Advisers to earn Sh2.3bn in State sale of Safaricom

 Safaricom PLC headquarters in Westlands, Nairobi.

Photo credit: File | Nation Media Group

Investment bankers and lawyers who guided Treasury's sale of a 15 percent stake in Safaricom to South Africa's Vodacom will pocket nearly Sh2.3 billion in fees, reflecting the advisory earnings surge in the wake of heightened deal-making in Kenya.

Vodacom executives told analysts, in a conference call, that the Safaricom share purchase deal will yield transaction costs of between 200 million rands (Sh1.51 billion) and 300 million rands (Sh2.27 billion), the bulk of which will cover brokerage fees and stamp duty charges.

Earlier, Vodacom disclosures named Stanbic Bank and its investment banking subsidiary SBG Securities among the advisers in the Sh204 billion deal, alongside law firms CDH Kenya (Cliffe Dekker Hofmeyr) and CMS Kenya.

It remains unclear who between Vodacom and the Treasury will shoulder the mega advisory fees, which is a higher-margin and less capital-intensive business unit for lawyers and investment banks.

The disclosed value of deals such as corporate bond issuances, block share transactions, listings on the Nairobi Securities Exchange (NSE) and rights issues has gone up to about Sh370 billion this year, from approximately Sh40 billion last year.

This has seen deal advisers pocket billions of shillings in fees."Transaction costs are relatively low for a transaction of this size... in a range of 200 million rands (Sh1.51 billion) to 300 million rands," said Shaun Biljon, the group financial controller at Vodacom Group."It's a block trade in Kenya.

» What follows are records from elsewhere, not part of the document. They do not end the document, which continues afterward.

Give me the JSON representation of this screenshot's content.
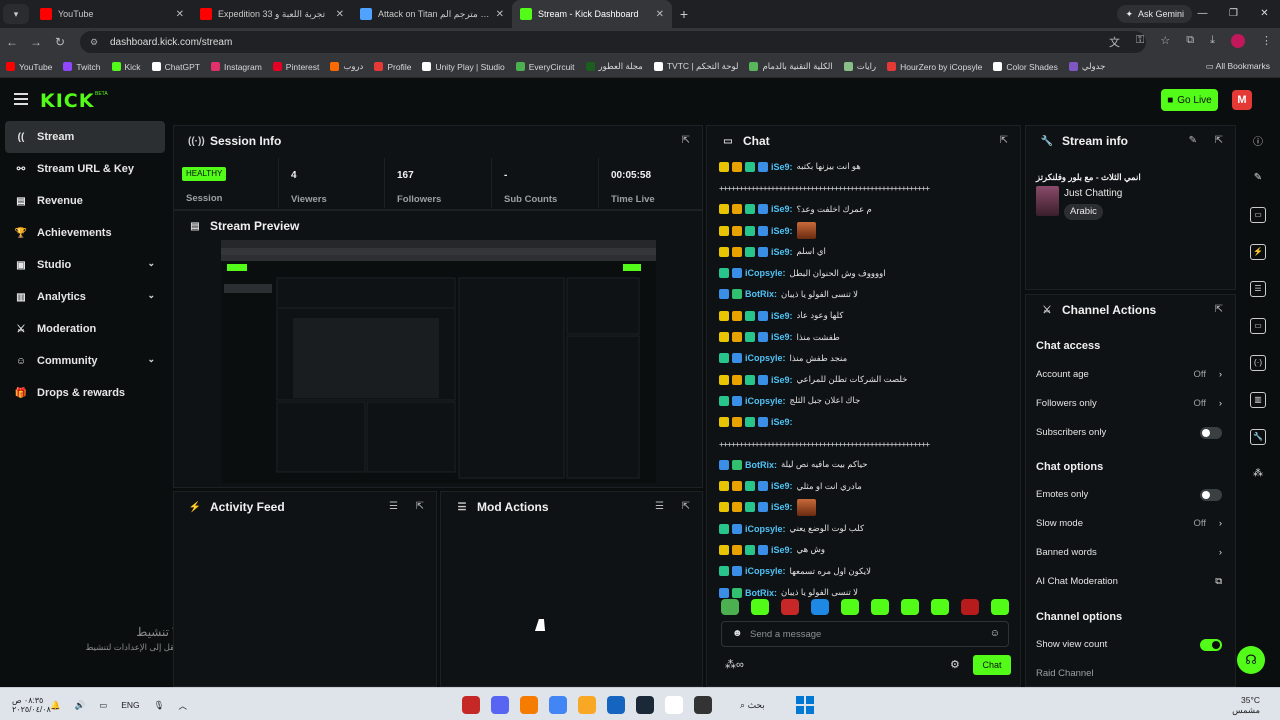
{
  "browser": {
    "tabs": [
      {
        "title": "YouTube",
        "color": "#ff0000"
      },
      {
        "title": "Expedition 33 تجربة اللعبة و",
        "color": "#ff0000"
      },
      {
        "title": "Attack on Titan انمي مترجم الم",
        "color": "#4fa3ff"
      },
      {
        "title": "Stream - Kick Dashboard",
        "color": "#53fc18"
      }
    ],
    "ask_gemini": "Ask Gemini",
    "url": "dashboard.kick.com/stream",
    "bookmarks": [
      {
        "label": "YouTube",
        "color": "#ff0000"
      },
      {
        "label": "Twitch",
        "color": "#9146ff"
      },
      {
        "label": "Kick",
        "color": "#53fc18"
      },
      {
        "label": "ChatGPT",
        "color": "#ffffff"
      },
      {
        "label": "Instagram",
        "color": "#e1306c"
      },
      {
        "label": "Pinterest",
        "color": "#e60023"
      },
      {
        "label": "دروب",
        "color": "#ff6b00"
      },
      {
        "label": "Profile",
        "color": "#e53935"
      },
      {
        "label": "Unity Play | Studio",
        "color": "#ffffff"
      },
      {
        "label": "EveryCircuit",
        "color": "#4caf50"
      },
      {
        "label": "مجلة العطور",
        "color": "#1b5e20"
      },
      {
        "label": "TVTC | لوحة التحكم",
        "color": "#ffffff"
      },
      {
        "label": "الكلية التقنية بالدمام",
        "color": "#5ab65a"
      },
      {
        "label": "رايات",
        "color": "#88c088"
      },
      {
        "label": "HourZero by iCopsyle",
        "color": "#e53935"
      },
      {
        "label": "Color Shades",
        "color": "#ffffff"
      },
      {
        "label": "جدولي",
        "color": "#7e57c2"
      }
    ],
    "all_bookmarks": "All Bookmarks"
  },
  "kick": {
    "logo": "KICK",
    "beta": "BETA",
    "go_live": "Go Live",
    "user_initial": "M",
    "accent": "#53fc18",
    "sidebar": [
      {
        "label": "Stream",
        "icon": "broadcast-icon",
        "glyph": "((·))",
        "active": true
      },
      {
        "label": "Stream URL & Key",
        "icon": "link-icon",
        "glyph": "⚯"
      },
      {
        "label": "Revenue",
        "icon": "revenue-icon",
        "glyph": "▤"
      },
      {
        "label": "Achievements",
        "icon": "trophy-icon",
        "glyph": "🏆"
      },
      {
        "label": "Studio",
        "icon": "studio-icon",
        "glyph": "▣",
        "chevron": true
      },
      {
        "label": "Analytics",
        "icon": "analytics-icon",
        "glyph": "▥",
        "chevron": true
      },
      {
        "label": "Moderation",
        "icon": "sword-icon",
        "glyph": "⚔"
      },
      {
        "label": "Community",
        "icon": "community-icon",
        "glyph": "☺",
        "chevron": true
      },
      {
        "label": "Drops & rewards",
        "icon": "gift-icon",
        "glyph": "🎁"
      }
    ],
    "windows_activation": {
      "title": "تنشيط Windows",
      "subtitle": "انتقل إلى الإعدادات لتنشيط Windows."
    },
    "session": {
      "title": "Session Info",
      "status": "HEALTHY",
      "status_label": "Session",
      "stats": [
        {
          "value": "4",
          "label": "Viewers"
        },
        {
          "value": "167",
          "label": "Followers"
        },
        {
          "value": "-",
          "label": "Sub Counts"
        },
        {
          "value": "00:05:58",
          "label": "Time Live"
        }
      ]
    },
    "preview": {
      "title": "Stream Preview"
    },
    "activity": {
      "title": "Activity Feed"
    },
    "mod_actions": {
      "title": "Mod Actions"
    },
    "chat": {
      "title": "Chat",
      "messages": [
        {
          "user": "iSe9:",
          "color": "#4fc3f7",
          "badges": [
            "y",
            "o",
            "g",
            "b"
          ],
          "text": "هو انت بيزنها بكتبه"
        },
        {
          "user": "",
          "color": "#4fc3f7",
          "badges": [],
          "text": "+++++++++++++++++++++++++++++++++++++++++++++++++++++",
          "long": true
        },
        {
          "user": "iSe9:",
          "color": "#4fc3f7",
          "badges": [
            "y",
            "o",
            "g",
            "b"
          ],
          "text": "م عمرك اخلفت وعد؟"
        },
        {
          "user": "iSe9:",
          "color": "#4fc3f7",
          "badges": [
            "y",
            "o",
            "g",
            "b"
          ],
          "text": "",
          "emote": true
        },
        {
          "user": "iSe9:",
          "color": "#4fc3f7",
          "badges": [
            "y",
            "o",
            "g",
            "b"
          ],
          "text": "اي اسلم"
        },
        {
          "user": "iCopsyle:",
          "color": "#4fc3f7",
          "badges": [
            "g",
            "b"
          ],
          "text": "اووووف وش الحنوان البطل"
        },
        {
          "user": "BotRix:",
          "color": "#4fc3f7",
          "badges": [
            "b",
            "k"
          ],
          "text": "لا تنسى الفولو يا ذيبان"
        },
        {
          "user": "iSe9:",
          "color": "#4fc3f7",
          "badges": [
            "y",
            "o",
            "g",
            "b"
          ],
          "text": "كلها وعود عاد"
        },
        {
          "user": "iSe9:",
          "color": "#4fc3f7",
          "badges": [
            "y",
            "o",
            "g",
            "b"
          ],
          "text": "طفشت منذا"
        },
        {
          "user": "iCopsyle:",
          "color": "#4fc3f7",
          "badges": [
            "g",
            "b"
          ],
          "text": "منجد طفش منذا"
        },
        {
          "user": "iSe9:",
          "color": "#4fc3f7",
          "badges": [
            "y",
            "o",
            "g",
            "b"
          ],
          "text": "خلصت الشركات تطلن للمراعي"
        },
        {
          "user": "iCopsyle:",
          "color": "#4fc3f7",
          "badges": [
            "g",
            "b"
          ],
          "text": "جاك اعلان جبل الثلج"
        },
        {
          "user": "iSe9:",
          "color": "#4fc3f7",
          "badges": [
            "y",
            "o",
            "g",
            "b"
          ],
          "text": ""
        },
        {
          "user": "",
          "color": "#4fc3f7",
          "badges": [],
          "text": "+++++++++++++++++++++++++++++++++++++++++++++++++++++",
          "long": true
        },
        {
          "user": "BotRix:",
          "color": "#4fc3f7",
          "badges": [
            "b",
            "k"
          ],
          "text": "حياكم بيت مافيه نص ليلة"
        },
        {
          "user": "iSe9:",
          "color": "#4fc3f7",
          "badges": [
            "y",
            "o",
            "g",
            "b"
          ],
          "text": "مادري انت او مثلي"
        },
        {
          "user": "iSe9:",
          "color": "#4fc3f7",
          "badges": [
            "y",
            "o",
            "g",
            "b"
          ],
          "text": "",
          "emote": true
        },
        {
          "user": "iCopsyle:",
          "color": "#4fc3f7",
          "badges": [
            "g",
            "b"
          ],
          "text": "كلب لوت الوضع يعني"
        },
        {
          "user": "iSe9:",
          "color": "#4fc3f7",
          "badges": [
            "y",
            "o",
            "g",
            "b"
          ],
          "text": "وش هي"
        },
        {
          "user": "iCopsyle:",
          "color": "#4fc3f7",
          "badges": [
            "g",
            "b"
          ],
          "text": "لايكون اول مره تسمعها"
        },
        {
          "user": "BotRix:",
          "color": "#4fc3f7",
          "badges": [
            "b",
            "k"
          ],
          "text": "لا تنسى الفولو يا ذيبان"
        }
      ],
      "emote_colors": [
        "#4caf50",
        "#53fc18",
        "#c62828",
        "#1e88e5",
        "#53fc18",
        "#53fc18",
        "#53fc18",
        "#53fc18",
        "#b71c1c",
        "#53fc18"
      ],
      "placeholder": "Send a message",
      "send": "Chat"
    },
    "stream_info": {
      "title": "Stream info",
      "stream_title": "انمي الثلاث - مع بلور وفلنكرتز",
      "category": "Just Chatting",
      "tag": "Arabic"
    },
    "channel_actions": {
      "title": "Channel Actions",
      "chat_access": "Chat access",
      "account_age": {
        "label": "Account age",
        "value": "Off"
      },
      "followers_only": {
        "label": "Followers only",
        "value": "Off"
      },
      "subscribers_only": {
        "label": "Subscribers only",
        "on": false
      },
      "chat_options": "Chat options",
      "emotes_only": {
        "label": "Emotes only",
        "on": false
      },
      "slow_mode": {
        "label": "Slow mode",
        "value": "Off"
      },
      "banned_words": {
        "label": "Banned words"
      },
      "ai_moderation": {
        "label": "AI Chat Moderation"
      },
      "channel_options": "Channel options",
      "show_view_count": {
        "label": "Show view count",
        "on": true
      },
      "raid_channel": {
        "label": "Raid Channel"
      }
    }
  },
  "taskbar": {
    "time": "٠٨:٣٥ ص",
    "date": "٢٠٢٥/٠٤/٠٨",
    "lang": "ENG",
    "search": "بحث",
    "weather_temp": "35°C",
    "weather_desc": "مشمس"
  }
}
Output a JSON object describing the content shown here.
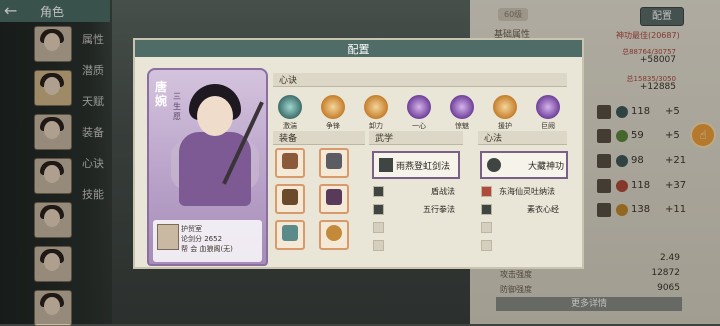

So there are various fees that have to be paid—regulatory fees, et cetera. That's a large portion of that.

The South African multinational is purchasing the six billion Safaricom shares from the government at Sh34 per unit and is also handing Treasury an advance dividend of Sh40.2 billion in exchange for future rights to Sh55.7 billion worth of dividends that will accrue on the government's remaining shareholding of 20 percent. '

At the same time, Vodacom is buying a five percent stake in Safaricom that is held by its parent firm, Vodafone Group, at the same price of Sh34 per share. The entire transaction is expected to conclude in the first quarter of 2026, pending regulatory approvals.

In addition to the Vodacom transaction, this year's deals include the Sh20 billion Safaricom and Sh16.78 billion EABL corporate bond issuances, the Sh44.8 billion Linzi Finco infrastructure bond, the Sh8 billion private placement by Family Bank, and the Sh2.5 billion Sanlam rights issue.

Others are the listings at the NSE by packaging material maker SKL Group (Sh298 million) and Satrix MSCI World ETF (Sh4.6 billion). Last year, the most prominent deals were Amsons Group's acquisition of Bamburi Cement for Sh23.6 billion, Linzi Finco's Sh3 billion asset-backed bond, a Sh6.4 billion rights issue by HF Group and a Sh6.5 billion sale of a 10 percent stake in I&M Group by British International Investment (BII) to PE and Africinvest.

The deal-making could intensify in the coming weeks as banks that are short of meeting CBK's enhanced core capital limits go to market with rights issues, mergers and private placements to strengthen their balance sheets.

The big ticket deals have yielded millions in fees for market intermediaries, law firms, share registrars and receiving banks.

Stockbrokers also earn additional revenue through commissions at the Nairobi bourse when handling the trades from sellers transferring their shares to buyers.

In 2023, British multinational Diageo disclosed that it spent £4 million (Sh688 million) on transaction fees when buying an additional 14.97 percent stake in EABL. In the Diageo deal, Stanbic was the paying bank, and SBG Securities was the sponsoring broker and lead acceptance agent.

Last year, intermediaries enjoyed another windfall when Amsons Group acquired Bamburi Cement. Amsons, which is controlled by Tanzanian businessman Edhah Abdallah Munif, had appointed KCB Investment Bank as the transaction adviser, sponsoring stockbroker and lead acceptance agent.

Although Amsons is yet to disclose the size of the fees it paid out to the Bamburi deal arrangers, the amount is likely in the hundreds of millions at least, going by the fees incurred by Diageo for a similarly sized and structured transaction when it was buying its additional EABL stake. Other firms advising on the deal included Anjarwalla & Khanna LLP as the legal adviser and Custody & Registrars Limited as the share registrar and processing agent.

Stockbrokers also enjoyed a boost in commission earnings while handling block trade transfers for their clients who were selling their shares to Amsons.

In the six months to June 2025, stockbrokers and investment banks reported an 82 percent rise in advisory and consultancy fees to Sh284.7 million, from Sh156.4 million in the first half of 2024.